Take TIROSINT-SOL exactly as prescribed, usually once daily on an empty stomach, at least 30–60 minutes before eating or drinking anything except water.,Do not mix the solution with any other liquids or foods; only use the provided oral syringe for accurate dosing.,Inform your doctor if you are pregnant, planning pregnancy, or breastfeeding, as dose adjustments may be needed.,Do not stop taking this medication without consulting your doctor, even if you feel well; thyroid hormone replacement is usually lifelong.,Store the solution in the refrigerator (36°F to 46°F) and use within 60 days after first opening; do not freeze.
No interactions on record
No interactions on record
Explore head-to-head clinical comparisons of other medications in the same therapeutic classes.
Common clinical questions about EUTHROID-1 vs TIROSINT-SOL, answered by our medical review team.

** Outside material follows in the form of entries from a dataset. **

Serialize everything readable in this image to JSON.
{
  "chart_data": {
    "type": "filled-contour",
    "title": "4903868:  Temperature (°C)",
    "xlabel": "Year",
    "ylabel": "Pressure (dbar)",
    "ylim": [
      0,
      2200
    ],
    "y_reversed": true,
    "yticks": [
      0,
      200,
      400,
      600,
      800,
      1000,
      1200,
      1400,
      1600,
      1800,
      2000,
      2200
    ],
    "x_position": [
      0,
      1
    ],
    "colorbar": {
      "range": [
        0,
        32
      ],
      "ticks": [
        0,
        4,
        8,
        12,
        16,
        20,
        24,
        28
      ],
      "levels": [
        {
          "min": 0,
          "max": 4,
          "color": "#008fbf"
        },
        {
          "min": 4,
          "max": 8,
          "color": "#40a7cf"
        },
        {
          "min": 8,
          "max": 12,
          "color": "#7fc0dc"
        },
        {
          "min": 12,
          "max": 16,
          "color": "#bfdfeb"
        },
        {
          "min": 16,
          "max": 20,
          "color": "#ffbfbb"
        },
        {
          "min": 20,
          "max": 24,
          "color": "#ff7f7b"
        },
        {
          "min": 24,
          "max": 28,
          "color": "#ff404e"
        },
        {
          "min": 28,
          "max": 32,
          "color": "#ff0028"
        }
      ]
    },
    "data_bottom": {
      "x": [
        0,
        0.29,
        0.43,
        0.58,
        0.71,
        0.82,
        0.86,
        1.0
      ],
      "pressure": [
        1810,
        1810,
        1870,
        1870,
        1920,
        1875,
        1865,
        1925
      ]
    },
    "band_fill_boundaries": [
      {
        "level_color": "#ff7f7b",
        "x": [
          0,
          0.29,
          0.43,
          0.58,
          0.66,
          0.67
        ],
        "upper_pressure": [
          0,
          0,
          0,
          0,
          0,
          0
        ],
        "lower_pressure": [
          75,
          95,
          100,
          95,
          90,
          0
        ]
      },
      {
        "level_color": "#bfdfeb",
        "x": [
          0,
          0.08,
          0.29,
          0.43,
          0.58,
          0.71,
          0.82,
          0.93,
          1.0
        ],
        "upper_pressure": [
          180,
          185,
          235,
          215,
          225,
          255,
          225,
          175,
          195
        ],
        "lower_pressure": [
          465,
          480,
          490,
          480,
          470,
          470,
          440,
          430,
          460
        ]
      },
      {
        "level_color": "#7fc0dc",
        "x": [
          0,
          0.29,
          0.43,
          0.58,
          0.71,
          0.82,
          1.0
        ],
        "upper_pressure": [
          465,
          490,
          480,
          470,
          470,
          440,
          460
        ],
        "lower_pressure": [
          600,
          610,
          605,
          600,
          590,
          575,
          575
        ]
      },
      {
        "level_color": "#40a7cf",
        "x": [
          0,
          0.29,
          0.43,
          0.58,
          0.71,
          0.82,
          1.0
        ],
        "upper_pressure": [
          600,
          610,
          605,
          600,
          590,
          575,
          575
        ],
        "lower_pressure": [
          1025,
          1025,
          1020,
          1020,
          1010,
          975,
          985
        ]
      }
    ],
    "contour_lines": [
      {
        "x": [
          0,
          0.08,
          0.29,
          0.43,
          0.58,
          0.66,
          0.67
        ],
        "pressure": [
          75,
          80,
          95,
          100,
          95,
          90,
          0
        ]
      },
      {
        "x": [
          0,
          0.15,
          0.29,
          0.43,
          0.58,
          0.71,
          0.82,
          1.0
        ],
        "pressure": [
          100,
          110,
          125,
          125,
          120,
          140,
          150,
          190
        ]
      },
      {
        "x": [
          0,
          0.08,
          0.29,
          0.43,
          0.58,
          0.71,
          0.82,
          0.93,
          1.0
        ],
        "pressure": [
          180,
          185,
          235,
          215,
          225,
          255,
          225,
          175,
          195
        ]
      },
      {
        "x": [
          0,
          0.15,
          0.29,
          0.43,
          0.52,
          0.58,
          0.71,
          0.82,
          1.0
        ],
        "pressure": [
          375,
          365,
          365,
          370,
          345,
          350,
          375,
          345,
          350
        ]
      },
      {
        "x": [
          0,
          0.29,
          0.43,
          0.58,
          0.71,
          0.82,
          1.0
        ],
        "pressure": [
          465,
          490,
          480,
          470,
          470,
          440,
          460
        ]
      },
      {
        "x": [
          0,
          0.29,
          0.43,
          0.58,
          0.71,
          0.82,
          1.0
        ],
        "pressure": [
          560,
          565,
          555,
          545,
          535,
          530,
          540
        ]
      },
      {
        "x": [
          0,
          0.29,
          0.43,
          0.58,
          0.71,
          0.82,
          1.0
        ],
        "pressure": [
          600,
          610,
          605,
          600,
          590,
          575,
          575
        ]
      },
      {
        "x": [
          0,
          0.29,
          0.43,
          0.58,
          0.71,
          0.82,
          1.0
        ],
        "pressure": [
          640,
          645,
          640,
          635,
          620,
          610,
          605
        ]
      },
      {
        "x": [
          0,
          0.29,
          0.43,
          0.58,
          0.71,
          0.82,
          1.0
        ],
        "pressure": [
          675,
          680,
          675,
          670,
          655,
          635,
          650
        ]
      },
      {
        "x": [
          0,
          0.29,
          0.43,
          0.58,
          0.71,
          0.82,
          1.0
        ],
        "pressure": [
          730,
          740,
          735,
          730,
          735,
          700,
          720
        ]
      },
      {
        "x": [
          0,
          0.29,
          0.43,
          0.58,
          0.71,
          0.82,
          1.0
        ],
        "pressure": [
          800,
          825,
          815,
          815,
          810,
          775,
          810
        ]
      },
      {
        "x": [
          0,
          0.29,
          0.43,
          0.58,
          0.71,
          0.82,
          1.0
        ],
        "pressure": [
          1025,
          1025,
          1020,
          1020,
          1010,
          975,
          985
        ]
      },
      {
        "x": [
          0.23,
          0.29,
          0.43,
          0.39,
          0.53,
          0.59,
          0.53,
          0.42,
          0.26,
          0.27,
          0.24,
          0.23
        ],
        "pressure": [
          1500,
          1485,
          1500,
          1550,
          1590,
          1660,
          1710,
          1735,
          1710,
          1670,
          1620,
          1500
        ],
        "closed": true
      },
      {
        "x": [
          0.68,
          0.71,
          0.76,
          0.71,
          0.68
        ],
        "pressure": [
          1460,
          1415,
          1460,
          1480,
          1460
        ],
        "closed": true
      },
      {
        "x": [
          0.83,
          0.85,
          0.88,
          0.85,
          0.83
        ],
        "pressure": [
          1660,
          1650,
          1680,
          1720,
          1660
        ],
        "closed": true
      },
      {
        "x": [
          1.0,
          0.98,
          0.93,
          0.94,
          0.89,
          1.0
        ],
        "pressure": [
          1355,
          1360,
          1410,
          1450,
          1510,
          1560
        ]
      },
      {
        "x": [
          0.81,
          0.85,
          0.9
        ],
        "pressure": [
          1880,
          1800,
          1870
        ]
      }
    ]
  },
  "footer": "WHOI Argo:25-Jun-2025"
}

EUTHROID-1 is a Thyroid Hormone Replacement that works by Euthroid-1 is a combination of levothyroxine (T4) and liothyronine (T3), synthetic thyroid hormones that replace endogenous thyroid hormone. T4 is converted to T3 in peripheral tissues, acting on thyroid hormone receptors to regulate gene transcription, metabolism, and growth.. TIROSINT-SOL is a Thyroid hormone replacement that works by Synthetic levothyroxine (T4) is deiodinated to triiodothyronine (T3), which binds to thyroid hormone receptors, activating gene transcription and increasing cellular metabolism.. They differ in pharmacokinetic profiles, FDA-approved indications, and side effect profiles.
Potency comparisons between EUTHROID-1 and TIROSINT-SOL depend on the specific clinical indication. These are agents from distinct pharmacological classes and are not directly interchangeable by dose. A physician or clinical pharmacist should guide any therapeutic switching decisions.
The standard adult dose of EUTHROID-1 is: One tablet orally once daily, typically in the morning on an empty stomach. Contains 100 mcg levothyroxine and 25 mcg liothyronine.. The standard adult dose of TIROSINT-SOL is: Initial dose 1.6 mcg/kg orally once daily; adjust by 12.5-25 mcg increments every 4-6 weeks based on TSH; typical maintenance 100-125 mcg/day.. Dosing should always be individualized based on indication, renal and hepatic function, age, and other patient factors.
No direct drug-drug interaction has been formally documented between EUTHROID-1 and TIROSINT-SOL in current clinical databases. However, individual patient risk factors including other medications, organ function, and comorbidities should always be evaluated by a qualified healthcare provider.
The maternal-fetal safety profiles differ. EUTHROID-1 is classified as Category C. EUTHROID-1 (levothyroxine) is a thyroid hormone replacement. Untreated maternal hypothyroidism is associated with increased risks of miscarriage, fetal neurodevelopmental deficits,. TIROSINT-SOL is classified as Category C. Levothyroxine (TIROSINT-SOL) is FDA Pregnancy Category A. No increased risk of fetal malformations when maternal hypothyroidism is treated. Untreated maternal hypothyroidism is ass. Always consult a maternal-fetal medicine specialist before taking either drug during pregnancy or lactation.